The top official of the Canada Mortgage and Housing Corp. (CMHC) said that contrary to expectations of granting hopeful home owners greater access to residential properties, the prevailing environment of low minimum down payments is exposing the national housing market to greater risk.
“Politicians are tempted to help first-time homebuyers enter the market, but low down payments may be part of the problem, adding to affordability pressures and macro-economic vulnerabilities,” CMHC president Evan Siddall said, as quoted by The Canadian Press
and HuffPost Business Canada
In a November 18 statement, Siddall argued that the time is ripe for regulators to look into raising the minimum down payment to compensate for the disproportionate increase in borrowing and housing demand that stemmed from record-low interest rates.

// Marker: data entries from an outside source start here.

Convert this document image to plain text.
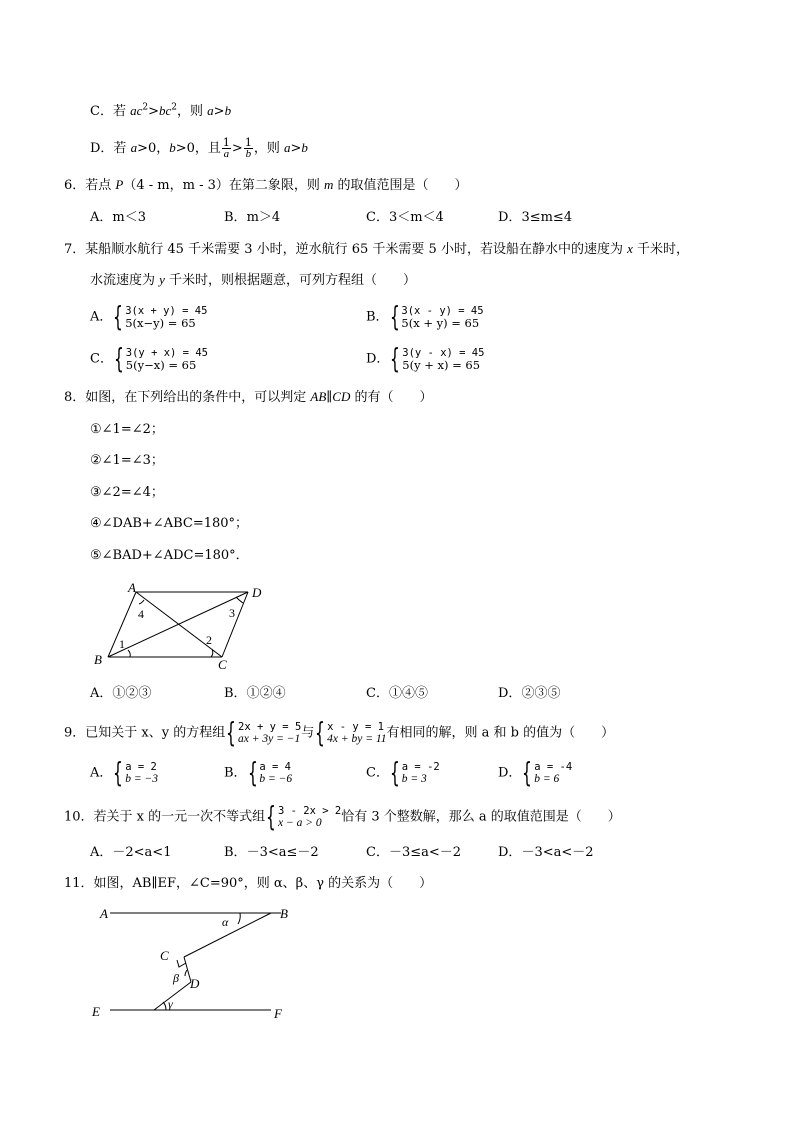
C．若 $ac^2>bc^2$，则 a>b
D．若 a>0，b>0，且 $\frac{1}{a} > \frac{1}{b}$ ，则 a>b
6．若点 P（4 - m，m - 3）在第二象限，则 m 的取值范围是（　　）
A．m＜3	B．m＞4	C．3＜m＜4	D．3≤m≤4
7．某船顺水航行 45 千米需要 3 小时，逆水航行 65 千米需要 5 小时，若设船在静水中的速度为 x 千米时，
水流速度为 y 千米时，则根据题意，可列方程组（　　）
A． { 3(x + y) = 45
5(x−y) = 65	B． { 3(x - y) = 45
5(x + y) = 65
C． { 3(y + x) = 45
5(y−x) = 65	D． { 3(y - x) = 45
5(y + x) = 65
8．如图，在下列给出的条件中，可以判定 AB∥CD 的有（　　）
①∠1=∠2；
②∠1=∠3；
③∠2=∠4；
④∠DAB+∠ABC=180°；
⑤∠BAD+∠ADC=180°．
A
B	C
D
1	2
3
4
A．①②③	B．①②④	C．①④⑤	D．②③⑤
9．已知关于 x、y 的方程组 { 2x + y = 5
ax + 3y = −1 与 { x - y = 1
4x + by = 11 有相同的解，则 a 和 b 的值为（　　）
A． { a = 2
b = −3	B． { a = 4
b = −6	C． { a = -2
b = 3	D． { a = -4
b = 6
10．若关于 x 的一元一次不等式组 { 3 - 2x > 2
x − a > 0	恰有 3 个整数解，那么 a 的取值范围是（　　）
A．－2<a<1	B．－3<a≤－2	C．－3≤a<－2	D．－3<a<－2
11．如图，AB∥EF，∠C=90°，则 α、β、γ 的关系为（　　）
A	B
C
D
E	F
α
β
γ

Siddall added that regulators should consider implementing income-based limits on the loan sizes that debtors could qualify for. Such a measure would complement the stricter stress test recently introduced by Finance Minister Bill Morneau (which measures a borrower’s ability to service a mortgage on a 4.64 per cent 5-year fixed rate) and last year’s raise on the minimum down payment of a home worth over $500,000 to 10 per cent.
“We expect that these macro-prudential policy changes will moderate demand for housing in Canada's housing markets, limiting price increases and making houses more affordable,” Siddall said.
In its recent stress test of mortgage loan insurance and securitization businesses against several possibilities (including a prolonged depression and a new oil crash, as well as sudden fluctuations in the unemployment rate and home prices), the CMHC concluded that it can endure even the worst-case economic scenarios.